A pele que elas habitam

L'Apollonide, de Bertrand Bonello, remete ao que há de sombrio no ser humano

LUIZ CARLOS MERTEN, O Estado de S.Paulo

20 de janeiro de 2012 | 03h08

No ano passado, o júri presidido por Robert De Niro outorgou a Palma de Ouro a A Árvore da Vida, de Terrence Malick. O prêmio poderia ter ido, com muito mais propriedade, para Melancolia, de Lars Von Trier, mas esta, certamente, é uma afirmação polêmica. De Niro e seus jurados, pelo menos, deram a Kirsten Dunst o prêmio de melhor atriz. Esqueceram-se de A Pele Que Habito, de Pedro Almodóvar. E de L'Apollonide - Os Amores da Casa de Tolerância, de Bertrand Bonello, que estreia hoje. Os filmes de Almodóvar e Bonello dialogam entre si. São quase complementares. São perturbadores.

François Truffaut diria, talvez, que são filmes doentes, pegando carona em Marnie, as Confissões de Uma Ladra, de Alfred Hitchcock. Todos tratam, em diferentes níveis - é verdade -, de sexualidade, criminalidade, morte. Remetem ao que há de sombrio no homem. O cientista Antonio Banderas é um louco obcecado por vingança, que destrói para criar e termina vítima da criação doentia pela qual se apaixona. E é um filme sobre a perversidade das relações entre homens e mulheres, entre homens e homens. L'Apollonide passa-se numa casa de tolerância na virada do século 19 para o 20, em Paris. Uma maison close, um bordel.

Há um fascínio por esse espaço que não é só um entreposto de carne, onde os homens buscam mulheres para descarregar seus hormônios. Isso ocorre nos quartos, que são fechados, em cima. O salão é o espaço social da confraternização, onde os homens bebem, fumam - e conversam. Nem todas as mulheres de L'Apollonide são belas. Ou melhor, nas suas diferenças - brancas, negras, árabes, loiras, morenas, magras, gordas, jovens, maduras - elas compõem um belo catálogo da exterioridade do feminino. Logo de cara, uma dessas mulheres é brutalmente mutilada (no rosto) por um cliente. Vira a mulher que ri.

Bertrand Bonello, nascido em Nice, em 1968 - um ano emblemático -, é compositor e cineasta. Professor na Fémis, divide-se entre o Canadá e a França. E é um autor representativo de uma geração - os radicais - que inclui Bruno Dumont e Catherine Breillat. Todos falam das pulsões do sexo em seus filmes, basta lembrar-se de O Pornógrafo, de Bonello (com Jean-Pierre Léaud), ou de Romance, de Catherine, ou de A Humanidade, de Dumont.

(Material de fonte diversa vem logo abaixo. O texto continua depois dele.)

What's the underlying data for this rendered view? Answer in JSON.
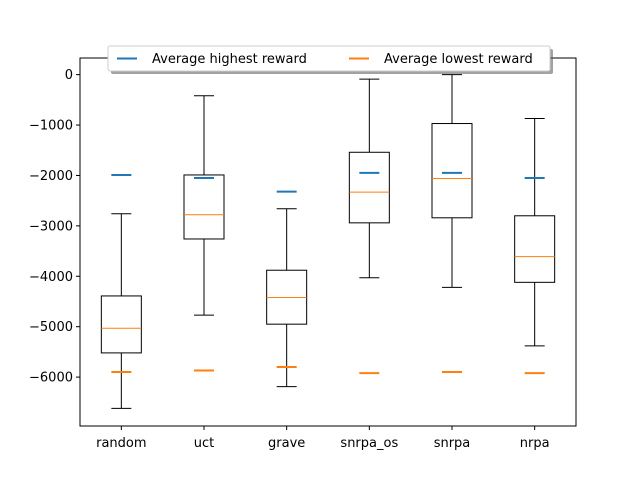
{
  "chart_data": {
    "type": "box",
    "title": "",
    "xlabel": "",
    "ylabel": "",
    "categories": [
      "random",
      "uct",
      "grave",
      "snrpa_os",
      "snrpa",
      "nrpa"
    ],
    "boxes": [
      {
        "whisker_low": -6620,
        "q1": -5520,
        "median": -5030,
        "q3": -4390,
        "whisker_high": -2760
      },
      {
        "whisker_low": -4770,
        "q1": -3260,
        "median": -2780,
        "q3": -1990,
        "whisker_high": -420
      },
      {
        "whisker_low": -6190,
        "q1": -4950,
        "median": -4420,
        "q3": -3880,
        "whisker_high": -2660
      },
      {
        "whisker_low": -4030,
        "q1": -2940,
        "median": -2330,
        "q3": -1540,
        "whisker_high": -90
      },
      {
        "whisker_low": -4220,
        "q1": -2840,
        "median": -2060,
        "q3": -970,
        "whisker_high": 0
      },
      {
        "whisker_low": -5380,
        "q1": -4120,
        "median": -3610,
        "q3": -2800,
        "whisker_high": -870
      }
    ],
    "series": [
      {
        "name": "Average highest reward",
        "color": "#1f77b4",
        "values": [
          -1990,
          -2050,
          -2320,
          -1950,
          -1950,
          -2050
        ]
      },
      {
        "name": "Average lowest reward",
        "color": "#ff7f0e",
        "values": [
          -5900,
          -5870,
          -5800,
          -5920,
          -5900,
          -5920
        ]
      }
    ],
    "median_color": "#ff7f0e",
    "ylim": [
      -6970,
      330
    ],
    "yticks": [
      0,
      -1000,
      -2000,
      -3000,
      -4000,
      -5000,
      -6000
    ],
    "ytick_labels": [
      "0",
      "−1000",
      "−2000",
      "−3000",
      "−4000",
      "−5000",
      "−6000"
    ],
    "legend": {
      "placement": "top-center",
      "columns": 2,
      "shadow": true
    },
    "grid": false
  }
}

A mulher como uma fantasia masculina - é um dos temas de L'Apollonide. Para Bonello, seu filme é sobre o tempo. Mostra uma passagem, ou do fim de uma época. Ao longo da história, fica claro que os prostíbulos vão fechar. Até hoje eles existem, em Paris como em São Paulo, mas são mais 'closes' (fechados) que nunca. Curiosidade - existe luz elétrica no salão de L'Apollonide, mas nos quartos a iluminação é de velas. É, em parte, um recurso estético que define o visual do filme.

Bonello disse em Cannes que se inspirou em diários de prostitutas da época, mas que o pé na realidade o liberou para voar na imaginação. O filme e seus homens e mulheres são produtos do imaginário do autor. Um universo fechado - a cena na natureza revela que essas mulheres podem ser outras. Uma se droga para seguir em frente, outra sonha com casamento, respeitabilidade. Fantasias de homens, e mulheres. L'Apollonide é dolorosamente, insuportavelmente belo.